Journal of Bacteriology ◽

10.1128/jb.00637-06 ◽

2006 ◽

Vol 188 (21) ◽

pp. 7354-7363 ◽

Cited By ~ 73

Author(s):

Collin M. Dyer ◽

Frederick W. Dahlquist

Keyword(s):

Binding Site ◽

Response Regulator ◽

Phosphorylation Site ◽

Active Role ◽

Crystallographic Structure ◽

Coupling Mechanism ◽

Allosteric Communication ◽

Regulator Protein ◽

Target Binding ◽

Response Regulator Protein

ABSTRACT Phosphorylation of Escherichia coli CheY increases its affinity for its target, FliM, 20-fold. The interaction between BeF3 −-CheY, a phosphorylated CheY (CheY∼P) analog, and the FliM sequence that it binds has been described previously in molecular detail.

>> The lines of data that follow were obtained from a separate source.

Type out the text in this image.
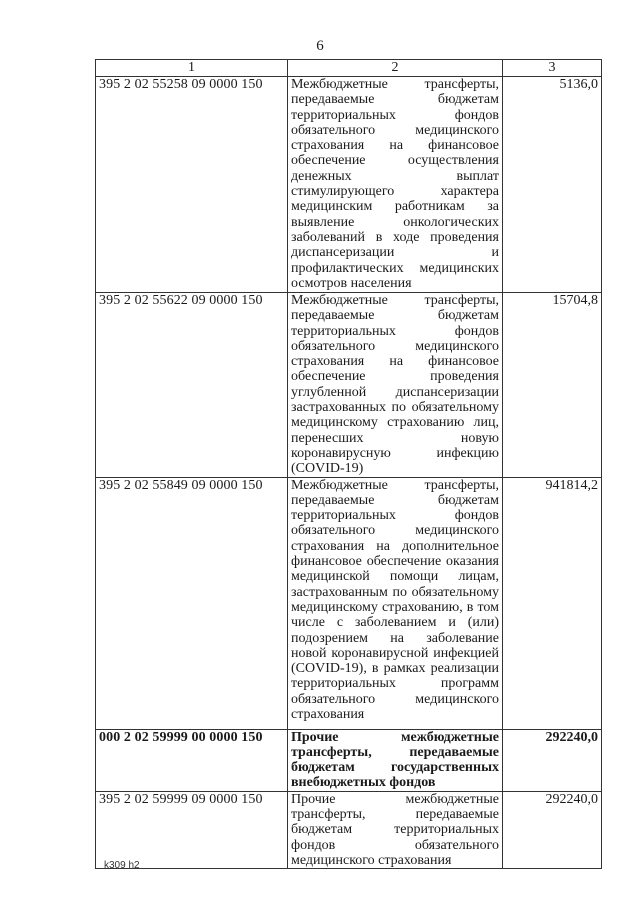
6
1	2	3
395 2 02 55258 09 0000 150	Межбюджетные трансферты, передаваемые бюджетам территориальных фондов обязательного медицинского страхования на финансовое обеспечение осуществления денежных выплат стимулирующего характера медицинским работникам за выявление онкологических заболеваний в ходе проведения диспансеризации и профилактических медицинских осмотров населения	5136,0
395 2 02 55622 09 0000 150	Межбюджетные трансферты, передаваемые бюджетам территориальных фондов обязательного медицинского страхования на финансовое обеспечение проведения углубленной диспансеризации застрахованных по обязательному медицинскому страхованию лиц, перенесших новую коронавирусную инфекцию (COVID-19)	15704,8
395 2 02 55849 09 0000 150	Межбюджетные трансферты, передаваемые бюджетам территориальных фондов обязательного медицинского страхования на дополнительное финансовое обеспечение оказания медицинской помощи лицам, застрахованным по обязательному медицинскому страхованию, в том числе с заболеванием и (или) подозрением на заболевание новой коронавирусной инфекцией (COVID-19), в рамках реализации территориальных программ обязательного медицинского страхования	941814,2
000 2 02 59999 00 0000 150	Прочие межбюджетные трансферты, передаваемые бюджетам государственных внебюджетных фондов	292240,0
395 2 02 59999 09 0000 150	Прочие межбюджетные трансферты, передаваемые бюджетам территориальных фондов обязательного медицинского страхования	292240,0
k309 h2
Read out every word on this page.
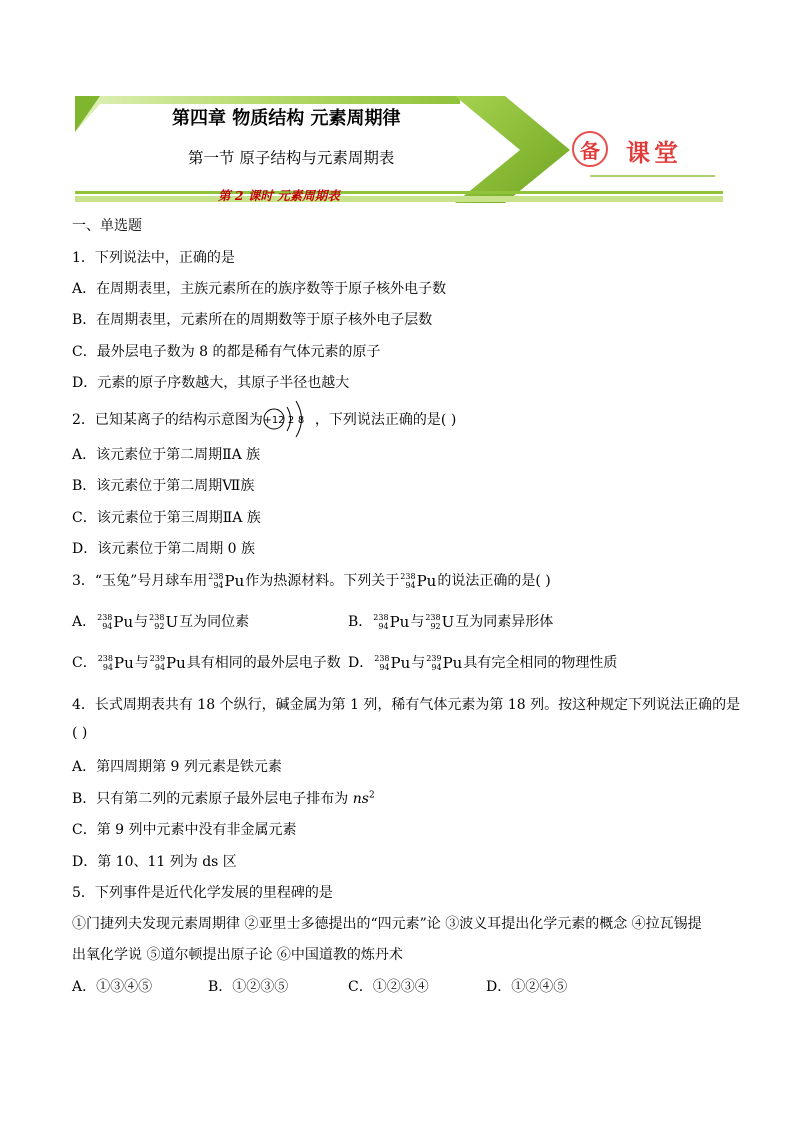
第四章 物质结构 元素周期律
第一节 原子结构与元素周期表
第 2 课时 元素周期表
备	课堂
一、单选题
1．下列说法中，正确的是
A．在周期表里，主族元素所在的族序数等于原子核外电子数
B．在周期表里，元素所在的周期数等于原子核外电子层数
C．最外层电子数为 8 的都是稀有气体元素的原子
D．元素的原子序数越大，其原子半径也越大
2．已知某离子的结构示意图为 +12 2 8 ，下列说法正确的是( )
A．该元素位于第二周期ⅡA 族
B．该元素位于第二周期Ⅶ族
C．该元素位于第三周期ⅡA 族
D．该元素位于第二周期 0 族
3．“玉兔”号月球车用 238
94 Pu 作为热源材料。下列关于 238
94 Pu 的说法正确的是( )
A． 238
94 Pu 与 238
92 U 互为同位素	B． 238
94 Pu 与 238
92 U 互为同素异形体
C． 238
94 Pu 与 239
94 Pu 具有相同的最外层电子数 D． 238
94 Pu 与 239
94 Pu 具有完全相同的物理性质
4．长式周期表共有 18 个纵行，碱金属为第 1 列，稀有气体元素为第 18 列。按这种规定下列说法正确的是
( )
A．第四周期第 9 列元素是铁元素
B．只有第二列的元素原子最外层电子排布为 $ns^2$
C．第 9 列中元素中没有非金属元素
D．第 10、11 列为 ds 区
5．下列事件是近代化学发展的里程碑的是
①门捷列夫发现元素周期律 ②亚里士多德提出的“四元素”论 ③波义耳提出化学元素的概念 ④拉瓦锡提
出氧化学说 ⑤道尔顿提出原子论 ⑥中国道教的炼丹术
A．①③④⑤	B．①②③⑤	C．①②③④	D．①②④⑤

Although the conformation that unphosphorylated CheY adopts in complex with FliM was unknown, some evidence suggested that it is similar to that of CheY∼P. To resolve the issue, we have solved the crystallographic structure of unphosphorylated, magnesium(II)-bound CheY in complex with a synthetic peptide corresponding to the target region of FliM (the 16 N-terminal residues of FliM [FliM16]). While the peptide conformation and binding site are similar to those of the BeF3 −-CheY-FliM16 complex, the inactive CheY conformation is largely retained in the unphosphorylated Mg2+-CheY-FliM16 complex. Communication between the target binding site and the phosphorylation site, observed previously in biochemical experiments, is enabled by a network of conserved side chain interactions that partially mimic those observed in BeF3 −-activated CheY. This structure makes clear the active role that the β4-α4 loop plays in the Tyr87-Tyr106 coupling mechanism that enables allosteric communication between the phosphorylation site and the target binding surface. Additionally, this structure provides a high-resolution view of an intermediate conformation of a response regulator protein, which had been generally assumed to be two state.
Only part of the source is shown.